During the first COVID-19 surge in New York, 35 percent of Mount Sinai’s hospital health-care workers reported experiencing depression, anxiety, or symptoms related to PTSD. And around 39 percent experienced burnout related to workplace stress.
By the time Mount Sinai circulated a follow-up survey six months later, between November 2020 and January 2021, rates of mental-health issues had dropped. But burnout was rising: It hit 45 percent.
Lauren Peccoralo ’01 has spent much of her career in medicine working on the delicate and urgent issues related to the mental health of doctors and nurses. She is a practicing primary care physician, an associate professor of medicine, and, since 2018, senior associate dean for faculty well-being and development at Mount Sinai’s Icahn School of Medicine.
Driven by data from that first survey, the hospital opened its Center for Stress, Resilience, and Personal Growth to address mental-health concerns among its own workers. The program screens staff for symptoms and provides them with free to inexpensive care. In January, a collaboration between Peccoralo’s office and the new center received a $2.1 million grant from the federal government to fund trainings and workshops for three more years.
“There’s never been a grant offered by the government to help the well-being of health-care workers.” said Peccoralo, who studied psychology as a pre-med undergraduate at Princeton.
“The need was very clear, and it remains true today, which is that there are just not enough mental-health resources in the country — in the world — to care for all the mental-health symptoms and illnesses that exist,” she said of her previous work treating patients.
This was true for health-care workers, too.
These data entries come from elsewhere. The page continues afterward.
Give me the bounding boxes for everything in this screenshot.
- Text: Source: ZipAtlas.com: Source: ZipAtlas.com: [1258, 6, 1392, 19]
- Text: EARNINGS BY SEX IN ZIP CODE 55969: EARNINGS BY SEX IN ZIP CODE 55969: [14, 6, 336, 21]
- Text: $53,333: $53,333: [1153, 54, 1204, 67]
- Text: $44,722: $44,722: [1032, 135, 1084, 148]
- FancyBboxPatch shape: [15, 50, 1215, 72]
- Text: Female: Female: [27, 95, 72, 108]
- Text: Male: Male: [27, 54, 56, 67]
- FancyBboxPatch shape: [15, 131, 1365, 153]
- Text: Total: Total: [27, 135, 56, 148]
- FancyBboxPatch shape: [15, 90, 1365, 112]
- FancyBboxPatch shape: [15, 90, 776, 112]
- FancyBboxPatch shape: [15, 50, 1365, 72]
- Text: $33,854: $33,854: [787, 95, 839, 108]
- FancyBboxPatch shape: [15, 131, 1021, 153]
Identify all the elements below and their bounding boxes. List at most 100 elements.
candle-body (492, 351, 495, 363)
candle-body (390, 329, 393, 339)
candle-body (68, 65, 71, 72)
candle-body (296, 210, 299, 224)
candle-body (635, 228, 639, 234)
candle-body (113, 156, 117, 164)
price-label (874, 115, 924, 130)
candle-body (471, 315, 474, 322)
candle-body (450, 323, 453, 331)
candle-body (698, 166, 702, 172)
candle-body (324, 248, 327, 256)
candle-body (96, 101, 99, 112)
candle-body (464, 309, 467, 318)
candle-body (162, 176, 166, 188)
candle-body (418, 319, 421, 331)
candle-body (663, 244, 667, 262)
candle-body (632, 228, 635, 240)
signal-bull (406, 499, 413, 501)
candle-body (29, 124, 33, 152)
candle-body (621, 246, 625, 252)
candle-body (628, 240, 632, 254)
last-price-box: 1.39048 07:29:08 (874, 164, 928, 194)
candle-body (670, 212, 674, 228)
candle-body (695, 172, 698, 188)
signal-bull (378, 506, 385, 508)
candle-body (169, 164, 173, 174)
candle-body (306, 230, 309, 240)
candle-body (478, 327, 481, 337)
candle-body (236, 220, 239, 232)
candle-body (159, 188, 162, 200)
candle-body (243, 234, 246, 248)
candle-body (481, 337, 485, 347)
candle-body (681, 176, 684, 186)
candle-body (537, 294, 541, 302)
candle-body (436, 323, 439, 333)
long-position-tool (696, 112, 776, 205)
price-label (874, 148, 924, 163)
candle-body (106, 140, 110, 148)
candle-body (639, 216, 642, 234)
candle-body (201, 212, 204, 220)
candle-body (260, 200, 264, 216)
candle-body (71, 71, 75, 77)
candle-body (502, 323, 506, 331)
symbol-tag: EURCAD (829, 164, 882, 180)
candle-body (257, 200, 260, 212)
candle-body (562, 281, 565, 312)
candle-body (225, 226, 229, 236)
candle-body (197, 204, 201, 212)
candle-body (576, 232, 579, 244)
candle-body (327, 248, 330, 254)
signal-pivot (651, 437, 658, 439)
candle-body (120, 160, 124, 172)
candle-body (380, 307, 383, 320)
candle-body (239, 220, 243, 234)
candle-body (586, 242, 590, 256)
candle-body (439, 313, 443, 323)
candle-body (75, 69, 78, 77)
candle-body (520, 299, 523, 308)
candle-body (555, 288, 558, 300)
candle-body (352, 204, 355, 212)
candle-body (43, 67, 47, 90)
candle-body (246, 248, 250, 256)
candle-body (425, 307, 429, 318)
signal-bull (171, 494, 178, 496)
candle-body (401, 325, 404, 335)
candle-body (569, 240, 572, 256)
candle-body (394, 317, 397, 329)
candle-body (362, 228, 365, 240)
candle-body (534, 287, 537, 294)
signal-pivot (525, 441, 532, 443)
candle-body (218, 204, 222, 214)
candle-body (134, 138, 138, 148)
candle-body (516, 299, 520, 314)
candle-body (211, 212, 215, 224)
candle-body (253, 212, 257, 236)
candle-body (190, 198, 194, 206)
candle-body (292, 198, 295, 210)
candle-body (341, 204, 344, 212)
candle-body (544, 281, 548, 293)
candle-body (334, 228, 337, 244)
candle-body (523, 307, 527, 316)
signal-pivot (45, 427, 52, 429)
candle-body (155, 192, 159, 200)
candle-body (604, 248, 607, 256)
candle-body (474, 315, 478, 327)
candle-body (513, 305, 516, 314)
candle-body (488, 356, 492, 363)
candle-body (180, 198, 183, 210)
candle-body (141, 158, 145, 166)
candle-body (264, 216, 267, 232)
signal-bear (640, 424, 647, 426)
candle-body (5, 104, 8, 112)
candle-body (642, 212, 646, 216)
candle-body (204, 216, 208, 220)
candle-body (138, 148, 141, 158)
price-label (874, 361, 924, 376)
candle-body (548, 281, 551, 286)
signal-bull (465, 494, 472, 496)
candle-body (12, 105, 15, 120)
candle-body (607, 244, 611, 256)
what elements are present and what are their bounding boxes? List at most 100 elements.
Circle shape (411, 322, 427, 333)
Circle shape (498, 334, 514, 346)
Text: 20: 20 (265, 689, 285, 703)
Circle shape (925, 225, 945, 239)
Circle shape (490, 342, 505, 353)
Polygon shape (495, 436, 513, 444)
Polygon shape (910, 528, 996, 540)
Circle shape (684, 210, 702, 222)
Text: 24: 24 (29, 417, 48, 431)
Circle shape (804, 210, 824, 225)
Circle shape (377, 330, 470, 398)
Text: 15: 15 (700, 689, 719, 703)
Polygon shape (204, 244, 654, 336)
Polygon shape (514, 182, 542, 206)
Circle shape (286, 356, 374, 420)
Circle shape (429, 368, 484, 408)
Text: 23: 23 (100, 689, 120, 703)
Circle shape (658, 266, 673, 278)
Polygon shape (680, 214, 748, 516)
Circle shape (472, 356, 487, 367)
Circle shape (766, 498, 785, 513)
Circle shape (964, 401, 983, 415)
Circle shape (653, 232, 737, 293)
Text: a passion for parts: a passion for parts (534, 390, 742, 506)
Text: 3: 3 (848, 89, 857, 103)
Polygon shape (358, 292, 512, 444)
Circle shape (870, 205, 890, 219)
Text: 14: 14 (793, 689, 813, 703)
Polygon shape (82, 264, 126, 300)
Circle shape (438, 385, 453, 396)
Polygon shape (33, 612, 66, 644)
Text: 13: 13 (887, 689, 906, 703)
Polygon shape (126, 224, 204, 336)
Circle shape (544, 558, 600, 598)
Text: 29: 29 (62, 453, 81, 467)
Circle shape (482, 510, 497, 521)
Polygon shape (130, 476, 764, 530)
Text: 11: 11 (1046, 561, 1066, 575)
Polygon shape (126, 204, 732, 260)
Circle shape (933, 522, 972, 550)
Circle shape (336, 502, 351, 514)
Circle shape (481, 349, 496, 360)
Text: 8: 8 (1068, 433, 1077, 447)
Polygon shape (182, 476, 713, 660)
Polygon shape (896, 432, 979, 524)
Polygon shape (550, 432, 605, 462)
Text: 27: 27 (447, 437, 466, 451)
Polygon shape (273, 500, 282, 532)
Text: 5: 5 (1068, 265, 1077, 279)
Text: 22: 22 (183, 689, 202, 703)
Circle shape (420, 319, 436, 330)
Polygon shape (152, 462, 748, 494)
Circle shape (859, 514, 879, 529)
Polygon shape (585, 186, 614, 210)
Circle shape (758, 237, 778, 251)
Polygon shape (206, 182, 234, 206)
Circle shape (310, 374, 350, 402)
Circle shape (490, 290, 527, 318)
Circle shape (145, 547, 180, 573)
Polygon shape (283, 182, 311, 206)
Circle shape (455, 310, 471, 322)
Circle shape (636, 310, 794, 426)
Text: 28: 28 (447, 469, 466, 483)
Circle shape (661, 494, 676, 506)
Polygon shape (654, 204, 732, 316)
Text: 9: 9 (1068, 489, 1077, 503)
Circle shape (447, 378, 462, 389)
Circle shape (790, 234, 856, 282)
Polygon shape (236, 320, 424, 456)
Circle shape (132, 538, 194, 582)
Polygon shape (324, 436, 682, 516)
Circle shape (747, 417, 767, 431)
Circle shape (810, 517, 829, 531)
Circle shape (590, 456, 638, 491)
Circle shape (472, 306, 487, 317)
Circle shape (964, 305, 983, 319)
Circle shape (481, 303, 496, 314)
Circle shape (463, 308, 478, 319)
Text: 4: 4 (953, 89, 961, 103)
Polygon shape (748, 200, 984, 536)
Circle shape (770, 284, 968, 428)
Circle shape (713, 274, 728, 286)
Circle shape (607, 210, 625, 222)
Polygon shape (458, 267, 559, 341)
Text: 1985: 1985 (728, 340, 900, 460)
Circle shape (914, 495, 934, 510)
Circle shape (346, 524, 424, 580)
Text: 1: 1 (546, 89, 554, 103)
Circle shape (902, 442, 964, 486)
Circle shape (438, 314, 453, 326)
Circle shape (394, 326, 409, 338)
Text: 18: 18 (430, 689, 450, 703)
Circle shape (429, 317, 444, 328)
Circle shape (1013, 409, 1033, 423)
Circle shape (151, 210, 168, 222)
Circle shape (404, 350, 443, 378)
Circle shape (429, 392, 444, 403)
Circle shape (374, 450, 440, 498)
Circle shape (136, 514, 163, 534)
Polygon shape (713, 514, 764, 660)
Though burnout is not a medical diagnosis, Peccoralo noted “an association between it and having a mental-health diagnosis.”
New research on health-care burnout, including that series of internal surveys at Mount Sinai, has revealed why vast numbers of frontline workers are leaving the industry. Health-care workers during the pandemic are often tasked with making difficult decisions related to patient care. Many have witnessed patients die. Studies also suggest that rates of burnout are more common among women than men.
“It’s hard to know exactly what the comparison was before COVID because no one thought to do a study on these people before,” she added.
The trend is causing staffing shortages, putting even more pressure on the U.S. health-care system during new COVID surges. Peccoralo attributed the government’s renewed dedication and funding to the death by suicide of Lorna Breen, an emergency room doctor at NewYork-Presbyterian Allen Hospital, in April 2020. Breen’s siblings have since lobbied for funding to support health-care worker well-being. Mount Sinai is among 35 recipients of the new grant.
Mount Sinai will have until 2024 to complete the project. Peccoralo hopes the new programming — which builds on past hospital leadership trainings and resiliency workshops for staff in COVID units and ICUs — can begin as soon as the spring.
“Our own staff and faculty had trouble getting mental-health care, even within our own system,” said Peccoralo. “But now that the center exists, there’s pretty much no barrier.”